00:29:31 Northwestway Park -- Background and the takeover threat
- Rev. Alexander introduces the park safety topic: spoke earlier that day with the IMPD Northwest District commander and the Northwestway Park manager.
- Northwestway Park -- trails, soccer fields, splash park, picnic areas -- has seen an uptick of incidents; the previous Friday saw two people brandishing weapons before officers dispersed a crowd.
- A “Motion Party” has been announced on social media for Saturday, June 13th at 2 p.m. at Northwestway Park -- $5 cover, promoted on Instagram, drawing expected crowds from across the city.
- Pastor Greene: his daughter lives near the park; he’s been getting calls. Cuts to park programming, predicted years ago to cause exactly this, have now arrived.
00:36:00 The Motion Party -- What’s coming and why it’s dangerous
- Rev. Alexander details the social media flyer: the date is barely visible, the event is branded as a “Motion Party,” it mirrors the spinning and flash-mob patterns seen across the city.
- Pastor Greene: youth coming from all sides of town with unresolved school conflicts, in a permitless carry state, in summer heat -- this is not a question of if something goes wrong, but when.
- Community presence alone won’t stop it; the problem recurs the next Saturday at a different park. A city-wide solution is needed, not a one-off response.
- Rev. Alexander: IMPD Northwest District commander is already stretched -- the city is budgeting for 2,000 officers but only has about 1,200. Park ranger funding is also being cut.
00:42:07 Mayor’s accountability and the summer youth employment pipeline
- Rev. Alexander: the responsibility falls on the mayor. City parks are city property. But there’s no public plan, no designated point person, and budget season is likely to bring cuts, not investment.
- When something goes wrong, Chief Terry or the current chief explains it after the fact -- the mayor is absent from the proactive conversation.
- Rev. Alexander raises a secondary issue: parks have historically been entry-level employers for teens (lifeguards, maintenance). Staffing shortages have already forced some parks to close for seasons. Community-driven events like Mike Epps’s park initiatives are filling the gap where sustained city investment should be.
- Pastor Greene: the mayor or his designee needs to own this, name a solution, and get ahead of it -- not wait for a shooting to assign blame.
00:45:22 Imhotep in the chat -- Closing the loop on Northwestway
- Rev.

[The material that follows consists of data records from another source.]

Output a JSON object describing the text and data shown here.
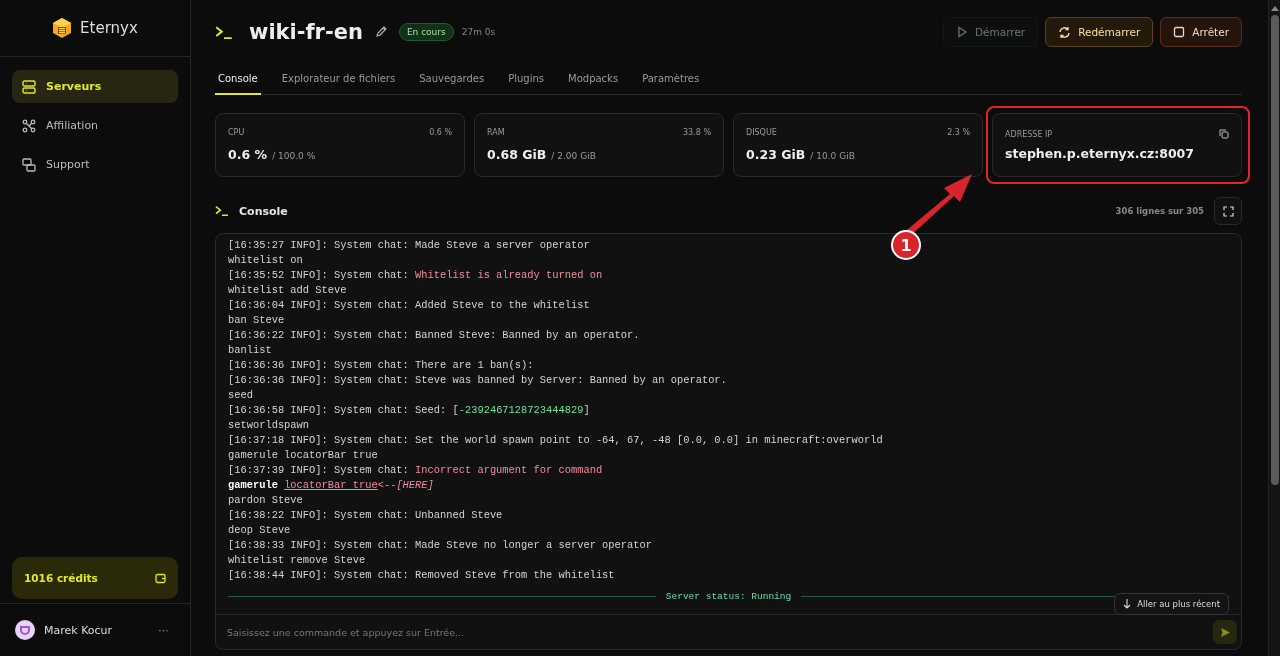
{
  "sidebar": {
    "brand": "Eternyx",
    "items": [
      {
        "label": "Serveurs",
        "selected": true
      },
      {
        "label": "Affiliation",
        "selected": false
      },
      {
        "label": "Support",
        "selected": false
      }
    ],
    "credits": "1016 crédits",
    "user": {
      "name": "Marek Kocur",
      "more": "···"
    }
  },
  "header": {
    "title": "wiki-fr-en",
    "status": "En cours",
    "uptime": "27m 0s",
    "buttons": [
      {
        "label": "Démarrer",
        "kind": "start",
        "disabled": true
      },
      {
        "label": "Redémarrer",
        "kind": "restart",
        "disabled": false
      },
      {
        "label": "Arrêter",
        "kind": "stop",
        "disabled": false
      }
    ]
  },
  "tabs": [
    {
      "label": "Console",
      "selected": true
    },
    {
      "label": "Explorateur de fichiers",
      "selected": false
    },
    {
      "label": "Sauvegardes",
      "selected": false
    },
    {
      "label": "Plugins",
      "selected": false
    },
    {
      "label": "Modpacks",
      "selected": false
    },
    {
      "label": "Paramètres",
      "selected": false
    }
  ],
  "stats": [
    {
      "kind": "usage",
      "label": "CPU",
      "percent": "0.6 %",
      "value": "0.6 %",
      "total": "/ 100.0 %"
    },
    {
      "kind": "usage",
      "label": "RAM",
      "percent": "33.8 %",
      "value": "0.68 GiB",
      "total": "/ 2.00 GiB"
    },
    {
      "kind": "usage",
      "label": "DISQUE",
      "percent": "2.3 %",
      "value": "0.23 GiB",
      "total": "/ 10.0 GiB"
    },
    {
      "kind": "address",
      "label": "ADRESSE IP",
      "value": "stephen.p.eternyx.cz:8007"
    }
  ],
  "annotation": {
    "number": "1"
  },
  "console": {
    "title": "Console",
    "line_count": "306 lignes sur 305",
    "lines": [
      [
        {
          "text": "[16:35:27 INFO]: System chat: Made Steve a server operator",
          "kind": "plain"
        }
      ],
      [
        {
          "text": "whitelist on",
          "kind": "plain"
        }
      ],
      [
        {
          "text": "[16:35:52 INFO]: System chat: ",
          "kind": "plain"
        },
        {
          "text": "Whitelist is already turned on",
          "kind": "error"
        }
      ],
      [
        {
          "text": "whitelist add Steve",
          "kind": "plain"
        }
      ],
      [
        {
          "text": "[16:36:04 INFO]: System chat: Added Steve to the whitelist",
          "kind": "plain"
        }
      ],
      [
        {
          "text": "ban Steve",
          "kind": "plain"
        }
      ],
      [
        {
          "text": "[16:36:22 INFO]: System chat: Banned Steve: Banned by an operator.",
          "kind": "plain"
        }
      ],
      [
        {
          "text": "banlist",
          "kind": "plain"
        }
      ],
      [
        {
          "text": "[16:36:36 INFO]: System chat: There are 1 ban(s):",
          "kind": "plain"
        }
      ],
      [
        {
          "text": "[16:36:36 INFO]: System chat: Steve was banned by Server: Banned by an operator.",
          "kind": "plain"
        }
      ],
      [
        {
          "text": "seed",
          "kind": "plain"
        }
      ],
      [
        {
          "text": "[16:36:58 INFO]: System chat: Seed: [",
          "kind": "plain"
        },
        {
          "text": "-2392467128723444829",
          "kind": "number"
        },
        {
          "text": "]",
          "kind": "plain"
        }
      ],
      [
        {
          "text": "setworldspawn",
          "kind": "plain"
        }
      ],
      [
        {
          "text": "[16:37:18 INFO]: System chat: Set the world spawn point to -64, 67, -48 [0.0, 0.0] in minecraft:overworld",
          "kind": "plain"
        }
      ],
      [
        {
          "text": "gamerule locatorBar true",
          "kind": "plain"
        }
      ],
      [
        {
          "text": "[16:37:39 INFO]: System chat: ",
          "kind": "plain"
        },
        {
          "text": "Incorrect argument for command",
          "kind": "error"
        }
      ],
      [
        {
          "text": "gamerule ",
          "kind": "bold"
        },
        {
          "text": "locatorBar true",
          "kind": "error-underline"
        },
        {
          "text": "<--",
          "kind": "error"
        },
        {
          "text": "[HERE]",
          "kind": "error-italic"
        }
      ],
      [
        {
          "text": "pardon Steve",
          "kind": "plain"
        }
      ],
      [
        {
          "text": "[16:38:22 INFO]: System chat: Unbanned Steve",
          "kind": "plain"
        }
      ],
      [
        {
          "text": "deop Steve",
          "kind": "plain"
        }
      ],
      [
        {
          "text": "[16:38:33 INFO]: System chat: Made Steve no longer a server operator",
          "kind": "plain"
        }
      ],
      [
        {
          "text": "whitelist remove Steve",
          "kind": "plain"
        }
      ],
      [
        {
          "text": "[16:38:44 INFO]: System chat: Removed Steve from the whitelist",
          "kind": "plain"
        }
      ]
    ],
    "status": "Server status: Running",
    "jump": "Aller au plus récent",
    "input": {
      "placeholder": "Saisissez une commande et appuyez sur Entrée..."
    }
  }
}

Alexander responds to Imhotep’s question in the Facebook chat: yes, the Motion Party is this Saturday, June 13th; Riverside Park’s regular events continue separately on Sundays.
- Indy Parks and the IMPD Northwest District are now aware of Saturday’s planned takeover; both hosts hope the advance notice sends a signal to would-be disruptors.
- Rev. Alexander: the community values Northwestway Park as a resource -- families, walkers, soccer players -- and will not allow it to be taken over and abandoned.
- Pastor Greene closes: the city must be at the table. Leadership has to step up before the crisis, not just show up to assign blame after it.